I could see that she did. It was a hard thing to ask of a woman who loved me, that she should allow me to die for a cause she considered senseless—but she understood that I had to uphold my honor or be ruined, and she would not oppose me. I smiled at her and touched her hand. I was content.

XVI

T
HE  FOLLOWING  DAY
  I  received three messages.

The first, which arrived at about midday, was a very short letter from Facilis, who had gone druid-hunting in Corstopitum.

“Marcus Flavius Facilis to Lord Ariantes and to his freedman Eukairios sends greetings,” it said. “I found Cunedda. He was killed trying to escape. Farewell.”

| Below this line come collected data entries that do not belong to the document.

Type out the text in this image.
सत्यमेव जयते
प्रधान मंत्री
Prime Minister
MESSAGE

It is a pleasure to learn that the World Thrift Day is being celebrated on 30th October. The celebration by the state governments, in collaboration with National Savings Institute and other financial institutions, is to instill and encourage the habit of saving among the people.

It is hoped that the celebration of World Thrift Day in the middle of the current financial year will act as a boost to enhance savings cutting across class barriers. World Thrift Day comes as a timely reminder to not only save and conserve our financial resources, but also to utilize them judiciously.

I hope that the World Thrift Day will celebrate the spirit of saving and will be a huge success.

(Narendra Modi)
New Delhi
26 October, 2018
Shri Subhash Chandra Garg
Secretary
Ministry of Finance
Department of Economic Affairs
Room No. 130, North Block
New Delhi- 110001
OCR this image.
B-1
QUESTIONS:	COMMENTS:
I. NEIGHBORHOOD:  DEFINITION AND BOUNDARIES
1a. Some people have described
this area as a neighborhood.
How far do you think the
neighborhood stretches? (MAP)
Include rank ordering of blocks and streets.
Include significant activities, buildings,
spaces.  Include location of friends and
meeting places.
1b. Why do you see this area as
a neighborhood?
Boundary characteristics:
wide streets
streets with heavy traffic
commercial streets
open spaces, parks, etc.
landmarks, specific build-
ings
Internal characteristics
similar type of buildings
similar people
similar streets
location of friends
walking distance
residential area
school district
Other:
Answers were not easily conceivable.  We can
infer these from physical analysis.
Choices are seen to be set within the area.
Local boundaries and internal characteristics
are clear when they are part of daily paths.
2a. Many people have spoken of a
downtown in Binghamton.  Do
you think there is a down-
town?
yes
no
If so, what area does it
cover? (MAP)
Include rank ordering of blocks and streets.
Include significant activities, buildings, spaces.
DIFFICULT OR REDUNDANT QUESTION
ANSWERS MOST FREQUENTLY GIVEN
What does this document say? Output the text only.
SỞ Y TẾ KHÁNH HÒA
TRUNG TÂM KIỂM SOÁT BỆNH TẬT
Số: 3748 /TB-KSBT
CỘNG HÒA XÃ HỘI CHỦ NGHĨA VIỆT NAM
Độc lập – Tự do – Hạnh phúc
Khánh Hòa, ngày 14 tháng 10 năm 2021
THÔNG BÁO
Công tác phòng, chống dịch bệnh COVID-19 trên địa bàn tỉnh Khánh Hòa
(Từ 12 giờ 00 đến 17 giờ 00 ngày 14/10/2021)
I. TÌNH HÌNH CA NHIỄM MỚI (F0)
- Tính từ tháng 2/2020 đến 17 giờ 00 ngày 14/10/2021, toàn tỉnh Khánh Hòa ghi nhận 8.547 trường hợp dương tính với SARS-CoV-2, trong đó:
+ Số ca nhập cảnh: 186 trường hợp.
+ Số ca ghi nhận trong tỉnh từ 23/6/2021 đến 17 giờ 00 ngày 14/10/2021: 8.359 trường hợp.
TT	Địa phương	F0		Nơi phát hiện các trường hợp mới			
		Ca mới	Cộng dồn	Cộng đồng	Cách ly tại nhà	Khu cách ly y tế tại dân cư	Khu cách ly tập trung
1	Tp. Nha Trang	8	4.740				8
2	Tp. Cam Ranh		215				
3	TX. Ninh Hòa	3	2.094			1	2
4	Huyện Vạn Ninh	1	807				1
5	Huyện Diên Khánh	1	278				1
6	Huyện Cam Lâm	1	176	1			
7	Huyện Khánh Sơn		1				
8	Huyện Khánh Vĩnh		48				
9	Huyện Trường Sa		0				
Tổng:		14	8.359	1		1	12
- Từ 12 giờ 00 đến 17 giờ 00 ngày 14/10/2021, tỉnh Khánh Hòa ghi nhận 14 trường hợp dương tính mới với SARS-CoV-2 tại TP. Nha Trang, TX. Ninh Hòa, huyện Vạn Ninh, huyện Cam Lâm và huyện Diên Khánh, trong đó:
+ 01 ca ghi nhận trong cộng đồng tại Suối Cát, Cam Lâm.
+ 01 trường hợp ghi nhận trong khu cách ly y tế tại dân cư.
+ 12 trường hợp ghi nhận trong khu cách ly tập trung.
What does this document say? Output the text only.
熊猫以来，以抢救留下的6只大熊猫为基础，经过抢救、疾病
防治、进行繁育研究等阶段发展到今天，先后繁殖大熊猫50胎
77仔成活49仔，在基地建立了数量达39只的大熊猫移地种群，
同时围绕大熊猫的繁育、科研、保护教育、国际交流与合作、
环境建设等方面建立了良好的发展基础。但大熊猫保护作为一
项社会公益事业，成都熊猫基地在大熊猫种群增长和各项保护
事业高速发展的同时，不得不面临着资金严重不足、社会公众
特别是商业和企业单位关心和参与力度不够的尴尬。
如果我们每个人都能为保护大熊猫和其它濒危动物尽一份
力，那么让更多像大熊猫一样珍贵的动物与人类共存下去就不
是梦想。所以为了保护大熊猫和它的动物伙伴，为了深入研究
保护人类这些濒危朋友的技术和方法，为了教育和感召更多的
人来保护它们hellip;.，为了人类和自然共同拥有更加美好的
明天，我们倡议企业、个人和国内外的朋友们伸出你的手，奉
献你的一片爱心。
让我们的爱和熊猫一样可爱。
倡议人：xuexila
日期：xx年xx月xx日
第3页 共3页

My first reaction was one of relief: now the druid could inform on no one. My second was of shame: that had almost certainly been Facilis’ intention. The centurion had undoubtedly known how to do it: the few words in the ears of the Asturians he brought along to guard the prisoner (“Look, lads, you know what this fellow is. He’ll talk about some of your comrades if the law gets him”)—and then the offered opportunity, the guards apparently asleep or inattentive, the waiting horse, the struggle and the sprint and the spear in the back. Killed trying to escape. A minor disgrace to Facilis (“I caught him, sir, but there was no chance to question him”). For Bodica in Eburacum, anger and relief: she lost her chief adviser, but she was spared exposure. Release to Comittus and perhaps to some other moderate druids in the region—and to Eukairios, salvation. I wondered if the centurion had guessed what Eukairios was, and if that was the reason the letter had been addressed to both of us. It seemed very likely.